"Sprouting A Living Building From A Gas Station"
How did a group of retired women raise the money to turn a contaminated gas station into the greenest of green buildings?
Well, it took more than a decade, a ton of volunteer work, a mountain of donations and incessant thriftiness. But they’re nearly there.
The story of the June Key Delta Community Center is the first in a series about thinking outside the box on environmental issues. In this case, the sisters of Portland’s Delta Sigma Theta, an alumni chapter of an African-American service sorority, are demonstrating an innovative way of achieving the rigorous Living Building certification: Slowly, in phases, and using the most affordable materials.
The group started with an old gas station on the corner of North Ainsworth and North Albina that was purchased by a sorority sister, June Key, in 1992. It was a designated Brownfield site that had to be decontaminated before it could be redeveloped.
It’s now a well on its way to being a community center with a Living Building certification – the highest environmental performance standard.
After years of holding garage sales and fund-raisers, soliciting donations and enlisting volunteers, the June Key Delta Community Center has most of the qualifications needed to become a Living Building – an ambitious green building standard that calls for net zero energy and net zero water, non-toxic, recycled and locally sourced building materials, as well as a litany of other low-impact building measures.
Green building often means more expensive building. The Delta Sigma Theta sorority didn’t have deep pockets or expertise in green building.
“We’re not green or building industry people,” said sorority member and project coordinator Chris Poole-Jones. “We’re retired women, mostly educators and social workers.”
In contrast to another proposed Living Building in Portland, the grand but unfunded $62 million Oregon Sustainability Center, the June Key Delta project took an existing building and added green features as money became available through donations and grants.
Even now, 13 years after the fund-raising began, the sorority is just getting to the point of installing solar panels, and has yet to begin funding the water treatment system that will be needed to achieve net zero water.
“We finished what we could with funding we had,” said Poole-Jones. “Everything in here was cost effective because it had to be.”
Sorority members pledged $180,000 of the $900,000 the group has spent on the project, and Poole-Jones, a retired Portland Public Schools library administrator, saved on spending by doing all the administrative work for free.
“I was learning as I went,” she said. “Whenever the city would hand me something, I would go research it and give it back to them.
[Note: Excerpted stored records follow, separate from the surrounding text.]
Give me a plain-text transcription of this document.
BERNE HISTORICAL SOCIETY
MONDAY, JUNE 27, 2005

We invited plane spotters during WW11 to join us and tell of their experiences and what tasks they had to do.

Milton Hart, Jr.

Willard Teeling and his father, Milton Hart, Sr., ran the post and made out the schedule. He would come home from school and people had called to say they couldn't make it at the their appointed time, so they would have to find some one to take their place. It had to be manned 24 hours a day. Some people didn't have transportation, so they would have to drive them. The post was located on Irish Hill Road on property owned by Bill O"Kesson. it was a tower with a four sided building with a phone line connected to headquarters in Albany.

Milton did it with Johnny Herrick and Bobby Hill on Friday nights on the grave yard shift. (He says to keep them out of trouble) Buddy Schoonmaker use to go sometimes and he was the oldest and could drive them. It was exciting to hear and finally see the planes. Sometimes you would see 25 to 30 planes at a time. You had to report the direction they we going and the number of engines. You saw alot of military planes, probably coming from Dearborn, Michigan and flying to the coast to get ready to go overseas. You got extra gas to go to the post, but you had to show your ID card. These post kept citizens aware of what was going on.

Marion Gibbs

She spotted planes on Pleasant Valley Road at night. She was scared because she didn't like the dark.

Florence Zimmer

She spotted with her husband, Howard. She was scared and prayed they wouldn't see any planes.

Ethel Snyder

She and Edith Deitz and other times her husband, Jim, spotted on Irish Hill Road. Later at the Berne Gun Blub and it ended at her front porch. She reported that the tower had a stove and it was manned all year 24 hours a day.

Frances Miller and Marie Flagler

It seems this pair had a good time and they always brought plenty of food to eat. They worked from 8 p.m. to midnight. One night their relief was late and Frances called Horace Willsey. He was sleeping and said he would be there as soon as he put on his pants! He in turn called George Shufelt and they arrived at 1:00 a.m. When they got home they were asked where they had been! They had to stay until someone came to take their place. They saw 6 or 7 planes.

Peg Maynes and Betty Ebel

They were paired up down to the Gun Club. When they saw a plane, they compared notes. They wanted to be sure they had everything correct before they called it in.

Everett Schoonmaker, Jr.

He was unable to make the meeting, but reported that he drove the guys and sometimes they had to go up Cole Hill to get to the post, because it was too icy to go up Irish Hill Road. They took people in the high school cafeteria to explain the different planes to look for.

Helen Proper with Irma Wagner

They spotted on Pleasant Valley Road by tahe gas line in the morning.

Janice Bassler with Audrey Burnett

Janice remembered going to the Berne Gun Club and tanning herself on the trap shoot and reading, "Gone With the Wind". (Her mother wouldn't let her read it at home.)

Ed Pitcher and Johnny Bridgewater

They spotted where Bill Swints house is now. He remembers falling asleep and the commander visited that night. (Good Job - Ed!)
They confessed to us two weeks before our grand opening that they really didn’t think we were going to do it.”
Architect Mark Nye designed the building around what the sorority had on-hand: The existing gas station, old cargo containers, salvaged glass, and donated building materials. He used the existing footprint and added 1,200 square feet of space for a kitchen and bathrooms with the cargo containers.
The remodeled building officially opened in August of 2011 with two bioswales and a patio of permeable brick to capture and filter storm water, a community garden, a geothermal heating and cooling system, flooring made from recycled tires, salvaged cedar siding, sinks and other materials from the Rebuilding Center and recycled paint from Metro.
“The building is like recycle heaven,” said Poole-Jones.
The center will soon get the solar panels needed to achieve net zero energy with a Blue Sky grant from Pacific Power.
“When we were constructing the building, the panels were part of the plan,” Poole-Jones said, “but we didn’t have the money to do it.”
The sorority recently awarded a contract to Synchro Solar, a company that is 50 percent owned by women, to install the panels by spring.
Now, the group faces the last of seven petals in the Living Building Challenge: Net zero water.
Poole-Jones said recycling all of the water used in sinks and toilets on site will be a little more complicated than the work they’ve done so far. It will take a $30,000 to $40,000 treatment system and a special permit from the city of Portland that has yet to be done for a commercial building.
“It’s doable,” she said. “If we work at it.”